僕がそういうと、苦しそうにきつねが声を絞り出した。


「戻ってくるだ…!」


は?


「戻ってくるだよ…。戦いに勝利したら、負った損傷は修復されるだ…。

もちろん死んでいても問題ないだ。

勝ちさえすれば、おひげは生き返るだよ…!」

「生き返る、だって?嘘じゃないだろうな」


死人を生き返らせるなんてことが、可能なのだろうか?


「嘘じゃないだよ!でも、勝たなきゃなんねえだ!

おらもおひげが大好きだ…、だからびいびいには勝ってほしいだ!

後生だ…、おひげを助けてくんろぉ…!」


悲痛な声を上げるきつね。
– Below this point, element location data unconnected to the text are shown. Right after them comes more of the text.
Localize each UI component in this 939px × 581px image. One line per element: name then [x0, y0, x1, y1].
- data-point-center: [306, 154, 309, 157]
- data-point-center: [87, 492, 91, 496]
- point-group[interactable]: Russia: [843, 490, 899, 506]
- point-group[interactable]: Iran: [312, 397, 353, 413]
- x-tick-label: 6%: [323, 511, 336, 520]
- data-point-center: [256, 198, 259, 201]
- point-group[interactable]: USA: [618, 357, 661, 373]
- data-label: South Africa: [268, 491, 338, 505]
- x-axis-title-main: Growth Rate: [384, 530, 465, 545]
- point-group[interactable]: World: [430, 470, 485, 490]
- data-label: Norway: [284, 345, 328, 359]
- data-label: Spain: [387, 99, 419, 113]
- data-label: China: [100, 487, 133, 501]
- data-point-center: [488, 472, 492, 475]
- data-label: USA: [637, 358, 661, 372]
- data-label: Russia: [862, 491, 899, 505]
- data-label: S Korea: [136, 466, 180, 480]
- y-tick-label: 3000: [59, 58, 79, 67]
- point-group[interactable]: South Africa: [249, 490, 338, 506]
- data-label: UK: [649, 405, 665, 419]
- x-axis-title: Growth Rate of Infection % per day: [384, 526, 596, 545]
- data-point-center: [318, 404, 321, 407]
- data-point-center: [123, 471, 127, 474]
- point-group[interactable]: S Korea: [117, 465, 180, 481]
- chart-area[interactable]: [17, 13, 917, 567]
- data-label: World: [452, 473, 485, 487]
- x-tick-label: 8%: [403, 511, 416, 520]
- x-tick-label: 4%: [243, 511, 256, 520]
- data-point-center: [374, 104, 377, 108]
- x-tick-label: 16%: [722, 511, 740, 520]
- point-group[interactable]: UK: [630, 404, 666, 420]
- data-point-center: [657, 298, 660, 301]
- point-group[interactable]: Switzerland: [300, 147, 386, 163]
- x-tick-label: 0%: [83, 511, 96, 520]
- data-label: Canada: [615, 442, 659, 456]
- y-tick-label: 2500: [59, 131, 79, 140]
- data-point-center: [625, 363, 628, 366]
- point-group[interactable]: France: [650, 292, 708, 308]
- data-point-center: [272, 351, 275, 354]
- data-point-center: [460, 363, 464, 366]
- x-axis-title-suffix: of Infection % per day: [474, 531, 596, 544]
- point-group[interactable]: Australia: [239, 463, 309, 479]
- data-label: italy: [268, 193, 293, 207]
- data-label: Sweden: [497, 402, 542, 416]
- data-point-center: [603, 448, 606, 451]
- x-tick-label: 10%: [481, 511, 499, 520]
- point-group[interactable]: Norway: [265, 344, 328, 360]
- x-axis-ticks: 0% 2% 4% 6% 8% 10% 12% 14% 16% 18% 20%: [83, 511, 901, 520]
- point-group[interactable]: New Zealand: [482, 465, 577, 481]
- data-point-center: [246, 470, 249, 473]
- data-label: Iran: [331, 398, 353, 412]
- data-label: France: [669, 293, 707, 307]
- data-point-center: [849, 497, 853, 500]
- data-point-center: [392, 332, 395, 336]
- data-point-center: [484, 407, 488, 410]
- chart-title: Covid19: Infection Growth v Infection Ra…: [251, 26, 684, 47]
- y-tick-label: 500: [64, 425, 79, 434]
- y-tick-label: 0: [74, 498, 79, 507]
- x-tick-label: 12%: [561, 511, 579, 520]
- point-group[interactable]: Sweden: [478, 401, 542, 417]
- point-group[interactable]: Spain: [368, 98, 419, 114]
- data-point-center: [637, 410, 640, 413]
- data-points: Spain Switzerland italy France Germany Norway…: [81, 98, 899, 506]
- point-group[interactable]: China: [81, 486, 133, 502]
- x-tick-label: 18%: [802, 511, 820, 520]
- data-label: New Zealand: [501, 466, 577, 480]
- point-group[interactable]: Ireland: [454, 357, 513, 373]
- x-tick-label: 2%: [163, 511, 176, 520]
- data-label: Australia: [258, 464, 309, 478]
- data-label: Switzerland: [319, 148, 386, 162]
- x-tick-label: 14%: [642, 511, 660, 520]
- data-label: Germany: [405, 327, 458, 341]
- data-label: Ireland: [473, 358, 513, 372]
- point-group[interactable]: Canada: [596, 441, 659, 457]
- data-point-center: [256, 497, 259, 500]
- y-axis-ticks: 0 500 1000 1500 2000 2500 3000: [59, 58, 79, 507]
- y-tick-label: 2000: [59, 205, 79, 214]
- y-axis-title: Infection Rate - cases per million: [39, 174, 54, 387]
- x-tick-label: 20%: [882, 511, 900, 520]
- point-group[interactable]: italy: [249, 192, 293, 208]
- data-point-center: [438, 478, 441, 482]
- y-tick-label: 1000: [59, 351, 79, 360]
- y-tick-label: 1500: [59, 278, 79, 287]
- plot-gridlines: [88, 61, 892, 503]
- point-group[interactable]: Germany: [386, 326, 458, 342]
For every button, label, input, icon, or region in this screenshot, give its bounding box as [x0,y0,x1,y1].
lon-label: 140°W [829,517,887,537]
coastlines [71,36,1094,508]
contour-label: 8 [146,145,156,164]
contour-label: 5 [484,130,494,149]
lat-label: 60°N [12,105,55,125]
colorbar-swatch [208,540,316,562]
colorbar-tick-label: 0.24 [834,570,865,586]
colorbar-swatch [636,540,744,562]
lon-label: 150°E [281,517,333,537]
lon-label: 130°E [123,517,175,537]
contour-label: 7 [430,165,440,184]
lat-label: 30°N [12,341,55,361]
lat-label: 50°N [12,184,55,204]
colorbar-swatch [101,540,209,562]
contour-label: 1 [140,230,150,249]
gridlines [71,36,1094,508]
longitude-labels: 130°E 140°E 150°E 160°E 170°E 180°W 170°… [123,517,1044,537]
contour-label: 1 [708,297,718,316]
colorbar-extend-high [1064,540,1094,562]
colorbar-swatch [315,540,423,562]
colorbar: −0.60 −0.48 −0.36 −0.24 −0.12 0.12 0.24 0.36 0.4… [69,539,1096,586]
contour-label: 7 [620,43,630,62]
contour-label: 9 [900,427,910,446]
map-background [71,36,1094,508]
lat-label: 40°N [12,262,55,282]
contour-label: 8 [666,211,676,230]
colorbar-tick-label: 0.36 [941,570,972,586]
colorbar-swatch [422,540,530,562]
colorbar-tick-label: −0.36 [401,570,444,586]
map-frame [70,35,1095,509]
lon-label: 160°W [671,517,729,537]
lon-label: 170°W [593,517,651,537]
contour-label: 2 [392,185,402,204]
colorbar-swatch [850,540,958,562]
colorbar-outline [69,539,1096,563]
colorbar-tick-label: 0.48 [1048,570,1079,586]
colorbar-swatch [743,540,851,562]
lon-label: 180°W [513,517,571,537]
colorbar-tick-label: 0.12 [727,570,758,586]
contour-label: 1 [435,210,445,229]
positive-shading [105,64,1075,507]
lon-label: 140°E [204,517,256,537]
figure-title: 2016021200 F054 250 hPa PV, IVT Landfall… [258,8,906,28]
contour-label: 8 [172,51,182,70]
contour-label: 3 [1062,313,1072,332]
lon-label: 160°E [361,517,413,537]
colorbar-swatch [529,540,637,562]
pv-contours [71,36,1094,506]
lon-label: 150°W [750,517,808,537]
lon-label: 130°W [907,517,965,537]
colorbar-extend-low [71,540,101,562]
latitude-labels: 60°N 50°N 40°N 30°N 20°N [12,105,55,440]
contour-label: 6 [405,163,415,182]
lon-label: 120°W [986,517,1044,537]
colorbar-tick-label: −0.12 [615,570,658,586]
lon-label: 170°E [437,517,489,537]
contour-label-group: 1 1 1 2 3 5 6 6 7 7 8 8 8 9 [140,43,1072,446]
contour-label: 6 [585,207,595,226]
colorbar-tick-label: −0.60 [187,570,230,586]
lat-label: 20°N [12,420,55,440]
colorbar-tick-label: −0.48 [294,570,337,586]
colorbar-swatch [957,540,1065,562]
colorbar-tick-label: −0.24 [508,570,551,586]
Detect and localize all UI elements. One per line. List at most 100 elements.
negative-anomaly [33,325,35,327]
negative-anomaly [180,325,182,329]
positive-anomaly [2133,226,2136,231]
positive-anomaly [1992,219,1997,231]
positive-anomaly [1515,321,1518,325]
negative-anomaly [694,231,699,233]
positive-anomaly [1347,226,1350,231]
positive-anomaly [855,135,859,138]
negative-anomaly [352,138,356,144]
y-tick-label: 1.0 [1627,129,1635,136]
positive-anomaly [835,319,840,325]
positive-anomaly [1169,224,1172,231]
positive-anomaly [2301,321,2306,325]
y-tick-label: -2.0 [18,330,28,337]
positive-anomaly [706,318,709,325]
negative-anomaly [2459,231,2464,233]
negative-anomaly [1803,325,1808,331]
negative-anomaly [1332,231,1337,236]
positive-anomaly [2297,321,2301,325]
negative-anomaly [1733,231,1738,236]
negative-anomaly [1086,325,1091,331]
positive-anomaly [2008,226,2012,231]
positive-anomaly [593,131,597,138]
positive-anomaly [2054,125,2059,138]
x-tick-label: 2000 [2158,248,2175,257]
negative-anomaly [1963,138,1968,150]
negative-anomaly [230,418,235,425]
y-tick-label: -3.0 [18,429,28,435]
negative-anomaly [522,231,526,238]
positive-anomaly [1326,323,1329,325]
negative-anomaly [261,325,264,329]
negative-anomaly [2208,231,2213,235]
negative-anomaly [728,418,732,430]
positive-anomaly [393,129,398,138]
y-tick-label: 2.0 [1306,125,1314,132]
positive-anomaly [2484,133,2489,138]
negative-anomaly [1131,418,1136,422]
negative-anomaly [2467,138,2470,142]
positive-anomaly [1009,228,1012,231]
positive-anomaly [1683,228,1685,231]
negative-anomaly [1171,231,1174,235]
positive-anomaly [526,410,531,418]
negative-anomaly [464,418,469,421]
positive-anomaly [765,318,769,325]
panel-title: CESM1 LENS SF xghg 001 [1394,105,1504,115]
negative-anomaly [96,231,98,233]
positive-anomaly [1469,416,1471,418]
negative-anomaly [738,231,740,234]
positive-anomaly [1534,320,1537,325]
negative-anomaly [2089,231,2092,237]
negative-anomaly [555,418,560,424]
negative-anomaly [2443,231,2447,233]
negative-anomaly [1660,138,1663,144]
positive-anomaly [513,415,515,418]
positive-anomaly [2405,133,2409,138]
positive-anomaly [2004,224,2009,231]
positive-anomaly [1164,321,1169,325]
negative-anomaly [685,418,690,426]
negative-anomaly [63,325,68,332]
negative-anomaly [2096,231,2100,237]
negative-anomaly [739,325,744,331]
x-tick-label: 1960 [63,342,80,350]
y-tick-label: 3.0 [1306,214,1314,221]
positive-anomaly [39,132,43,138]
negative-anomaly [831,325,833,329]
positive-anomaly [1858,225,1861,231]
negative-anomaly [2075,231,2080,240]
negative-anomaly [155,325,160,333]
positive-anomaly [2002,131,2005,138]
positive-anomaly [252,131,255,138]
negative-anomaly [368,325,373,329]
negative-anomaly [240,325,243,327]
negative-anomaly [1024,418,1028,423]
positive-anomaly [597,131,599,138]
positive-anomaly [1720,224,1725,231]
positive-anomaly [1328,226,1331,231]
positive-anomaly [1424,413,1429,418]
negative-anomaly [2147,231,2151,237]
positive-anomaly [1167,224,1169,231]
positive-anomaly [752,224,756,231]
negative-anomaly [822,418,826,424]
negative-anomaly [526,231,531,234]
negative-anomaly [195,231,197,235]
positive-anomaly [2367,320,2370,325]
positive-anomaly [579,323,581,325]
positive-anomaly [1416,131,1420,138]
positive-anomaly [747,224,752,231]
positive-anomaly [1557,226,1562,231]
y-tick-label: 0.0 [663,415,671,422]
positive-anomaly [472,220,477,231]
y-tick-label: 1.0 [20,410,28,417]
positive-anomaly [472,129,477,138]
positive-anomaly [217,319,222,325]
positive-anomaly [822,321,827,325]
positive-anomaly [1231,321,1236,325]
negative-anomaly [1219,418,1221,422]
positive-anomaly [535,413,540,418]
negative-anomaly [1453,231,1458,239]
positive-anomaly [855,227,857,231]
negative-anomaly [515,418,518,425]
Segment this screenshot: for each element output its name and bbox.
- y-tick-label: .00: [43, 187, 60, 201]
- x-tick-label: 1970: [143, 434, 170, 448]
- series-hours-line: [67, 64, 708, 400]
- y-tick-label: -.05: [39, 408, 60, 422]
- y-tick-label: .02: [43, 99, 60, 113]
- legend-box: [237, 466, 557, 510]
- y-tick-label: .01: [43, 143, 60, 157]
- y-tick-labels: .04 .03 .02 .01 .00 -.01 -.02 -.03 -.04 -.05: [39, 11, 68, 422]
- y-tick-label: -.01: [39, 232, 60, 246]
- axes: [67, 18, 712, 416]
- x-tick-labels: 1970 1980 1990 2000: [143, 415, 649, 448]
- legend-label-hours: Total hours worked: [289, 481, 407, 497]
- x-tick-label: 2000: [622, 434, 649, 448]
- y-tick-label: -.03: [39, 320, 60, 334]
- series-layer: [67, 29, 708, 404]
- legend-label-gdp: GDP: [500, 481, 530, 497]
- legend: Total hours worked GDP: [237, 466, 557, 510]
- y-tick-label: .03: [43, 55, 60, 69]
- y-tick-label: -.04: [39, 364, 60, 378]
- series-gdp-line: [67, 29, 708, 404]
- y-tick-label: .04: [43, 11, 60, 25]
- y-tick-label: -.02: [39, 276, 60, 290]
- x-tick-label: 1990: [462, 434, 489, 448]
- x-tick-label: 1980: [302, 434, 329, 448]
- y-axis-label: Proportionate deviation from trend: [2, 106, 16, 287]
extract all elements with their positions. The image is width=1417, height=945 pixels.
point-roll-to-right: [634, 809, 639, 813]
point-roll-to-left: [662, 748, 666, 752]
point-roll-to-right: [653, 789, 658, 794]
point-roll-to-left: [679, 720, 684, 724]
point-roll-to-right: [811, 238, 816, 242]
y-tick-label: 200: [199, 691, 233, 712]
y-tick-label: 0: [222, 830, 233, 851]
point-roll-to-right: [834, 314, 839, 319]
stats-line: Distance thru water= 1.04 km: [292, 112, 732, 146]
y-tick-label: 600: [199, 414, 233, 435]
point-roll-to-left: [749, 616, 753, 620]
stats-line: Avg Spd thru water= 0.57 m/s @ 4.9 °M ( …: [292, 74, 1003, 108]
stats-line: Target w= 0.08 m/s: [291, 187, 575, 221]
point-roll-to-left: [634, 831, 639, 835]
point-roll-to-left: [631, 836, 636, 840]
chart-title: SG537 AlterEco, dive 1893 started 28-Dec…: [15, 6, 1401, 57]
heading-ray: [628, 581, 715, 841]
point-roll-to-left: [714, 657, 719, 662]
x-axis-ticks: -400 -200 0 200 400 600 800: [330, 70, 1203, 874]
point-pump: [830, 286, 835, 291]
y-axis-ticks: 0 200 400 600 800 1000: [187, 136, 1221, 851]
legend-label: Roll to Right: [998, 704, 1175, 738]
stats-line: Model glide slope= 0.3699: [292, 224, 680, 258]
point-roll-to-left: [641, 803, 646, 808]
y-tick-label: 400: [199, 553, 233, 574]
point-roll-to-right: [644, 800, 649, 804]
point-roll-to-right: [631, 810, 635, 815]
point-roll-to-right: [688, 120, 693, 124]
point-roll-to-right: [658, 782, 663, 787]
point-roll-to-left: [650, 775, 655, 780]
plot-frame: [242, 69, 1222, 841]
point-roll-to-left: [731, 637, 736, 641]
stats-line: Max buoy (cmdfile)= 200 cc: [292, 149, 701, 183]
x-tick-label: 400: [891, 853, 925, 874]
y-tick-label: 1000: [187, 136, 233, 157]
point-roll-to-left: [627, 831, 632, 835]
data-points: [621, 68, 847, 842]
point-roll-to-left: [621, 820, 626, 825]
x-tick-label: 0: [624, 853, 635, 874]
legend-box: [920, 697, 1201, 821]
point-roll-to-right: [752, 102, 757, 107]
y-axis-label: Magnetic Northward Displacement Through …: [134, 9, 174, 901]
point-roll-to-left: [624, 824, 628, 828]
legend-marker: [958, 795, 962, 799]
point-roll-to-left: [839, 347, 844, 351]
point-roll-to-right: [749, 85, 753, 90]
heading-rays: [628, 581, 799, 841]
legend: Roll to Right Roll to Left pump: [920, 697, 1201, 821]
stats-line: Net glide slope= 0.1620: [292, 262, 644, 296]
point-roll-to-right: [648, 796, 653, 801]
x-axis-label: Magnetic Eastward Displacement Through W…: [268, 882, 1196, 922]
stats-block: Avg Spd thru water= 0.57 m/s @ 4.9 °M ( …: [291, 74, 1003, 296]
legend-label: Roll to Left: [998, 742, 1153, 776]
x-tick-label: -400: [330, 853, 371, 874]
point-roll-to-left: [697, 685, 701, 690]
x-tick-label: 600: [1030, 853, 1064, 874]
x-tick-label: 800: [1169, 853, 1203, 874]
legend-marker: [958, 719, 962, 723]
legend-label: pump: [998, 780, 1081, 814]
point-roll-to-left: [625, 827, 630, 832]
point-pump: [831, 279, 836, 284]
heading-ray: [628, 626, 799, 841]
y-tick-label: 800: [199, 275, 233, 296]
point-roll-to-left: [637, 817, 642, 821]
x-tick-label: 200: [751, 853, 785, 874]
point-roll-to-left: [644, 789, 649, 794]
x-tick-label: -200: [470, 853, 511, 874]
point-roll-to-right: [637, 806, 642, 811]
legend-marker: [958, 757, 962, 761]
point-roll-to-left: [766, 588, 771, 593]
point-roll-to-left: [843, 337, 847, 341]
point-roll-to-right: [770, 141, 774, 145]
とても嘘をついているようには見えない。

どちらにせよ、僕に選択肢などなかった。

たとえ信じられないような言葉でも、1パーセントでも可能性があるなら、信じないわけにはいかなかった。

しかしその時


「!?」


突如襲われた悪寒に、僕は思わず膝を落とす。

なんだこれは、寝起きでもないのに!?

おひげちゃんを失った喪失感からか?悪寒はかつてないほどに強いものだ。


カンカンカンカン、不協和音が鳴り響く。

こちらに向かってくる鉄道に、身を投げ出したい衝動を、必死に抑える。


「…びいびい、どうしただか…?」


肉を着なければ…!

僕はきつねの言葉を無視し、地面を這いずりながら「世界最強の足の裏」の死体に近づき、そしてそれを着る。

ダメだ!悪寒は止まらない…!

足の裏の肉は非常に冷たく、よそよそしいものだったのだ。


おひげちゃんの肉が着たい…!僕は強く願った。

彼女の肉でないと、この悪寒は取り払えないような気がした。

他のどんな魅力的な肉でも、かつての恋人達でも、真に僕を理解してくれはしない。

本当の僕を受け入れてくれるのは、おひげちゃんだけなのだ。

僕は、少しでも温もりを得ようと、おひげちゃんの生首をかぶる。


瞬間―――、おひげちゃんの僅かな記憶が流れ込んできた。

皆勤賞の臭いの記憶、そして鋭敏な嗅覚を手に入れる。

わかる…!

皆勤賞の場所が、今の僕にはわかる。


早く、彼を殺さなければ。


相手がどんな実力者であっても、この「世界最強の足の裏」を持ってすれば、きっと勝つことが出来る。

僕は、自らを勇気づけるために、おひげちゃんの残骸から帯を探し出して、腕にくくりつける。


そして朦朧とした意識の中で、もはや勝利を収めるまでこの悪寒は止まらない予感がしていた。